The set is constructed almost entirely of sofas, the most banal symbol of American comfort, representing everything from mountains to phone-booths. As the musical fabric resonates with songs, arias, Tex-Mex music, and experimental electronics, Pioneer forces us to rethink our most precious American myths, and speaks to us of our fascination with uncharted territory. Pioneer breathes new life into American mythology by confronting our origins and speculating on our future.


Wenji (1998)
Eighteen Songs of a Nomad Flute is a contemporary opera based on the true story of poet/musician Cai Wenji from the Han Dynasty (206 BCE - 210 CE) in China.
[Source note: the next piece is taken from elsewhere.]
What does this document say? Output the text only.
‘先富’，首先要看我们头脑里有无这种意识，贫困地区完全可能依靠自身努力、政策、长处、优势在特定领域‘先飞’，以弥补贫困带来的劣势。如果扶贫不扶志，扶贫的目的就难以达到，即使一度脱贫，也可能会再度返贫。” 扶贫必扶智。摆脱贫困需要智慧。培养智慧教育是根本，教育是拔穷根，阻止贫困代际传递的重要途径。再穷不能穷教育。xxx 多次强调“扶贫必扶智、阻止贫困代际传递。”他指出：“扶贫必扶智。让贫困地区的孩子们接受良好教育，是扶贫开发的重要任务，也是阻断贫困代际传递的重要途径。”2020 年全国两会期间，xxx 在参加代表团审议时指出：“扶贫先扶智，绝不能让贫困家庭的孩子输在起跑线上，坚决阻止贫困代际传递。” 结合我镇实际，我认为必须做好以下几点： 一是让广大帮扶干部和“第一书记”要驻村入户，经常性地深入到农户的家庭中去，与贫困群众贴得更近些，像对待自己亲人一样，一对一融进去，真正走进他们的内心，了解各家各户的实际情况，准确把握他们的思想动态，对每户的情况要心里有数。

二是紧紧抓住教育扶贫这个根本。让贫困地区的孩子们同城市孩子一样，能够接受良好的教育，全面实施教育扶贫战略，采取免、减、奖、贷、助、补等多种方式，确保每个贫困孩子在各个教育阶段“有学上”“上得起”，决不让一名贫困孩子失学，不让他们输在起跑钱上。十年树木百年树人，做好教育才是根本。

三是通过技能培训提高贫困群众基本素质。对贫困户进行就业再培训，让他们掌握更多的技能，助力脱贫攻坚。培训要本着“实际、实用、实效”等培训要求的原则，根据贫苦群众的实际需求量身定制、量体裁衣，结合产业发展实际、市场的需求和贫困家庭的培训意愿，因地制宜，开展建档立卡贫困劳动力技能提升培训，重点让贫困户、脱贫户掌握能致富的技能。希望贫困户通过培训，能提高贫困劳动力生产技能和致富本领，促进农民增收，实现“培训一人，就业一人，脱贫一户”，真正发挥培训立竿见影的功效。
The story follows a scholar's daughter who becomes a prize of war, torn between two worlds. "The tale is pulled from the magical suitcase of a poor storyteller, filling the stage with light and color as the characters come to life," explains director Eckert. With a libretto sung in English and Chinese (with bilingual supertitles), the music incorporates influences from Chinese Beijing opera to contemporary Western music.

"...[a] beautifully crafted piece that's conveyed in clear gestures, spare but not elliptical."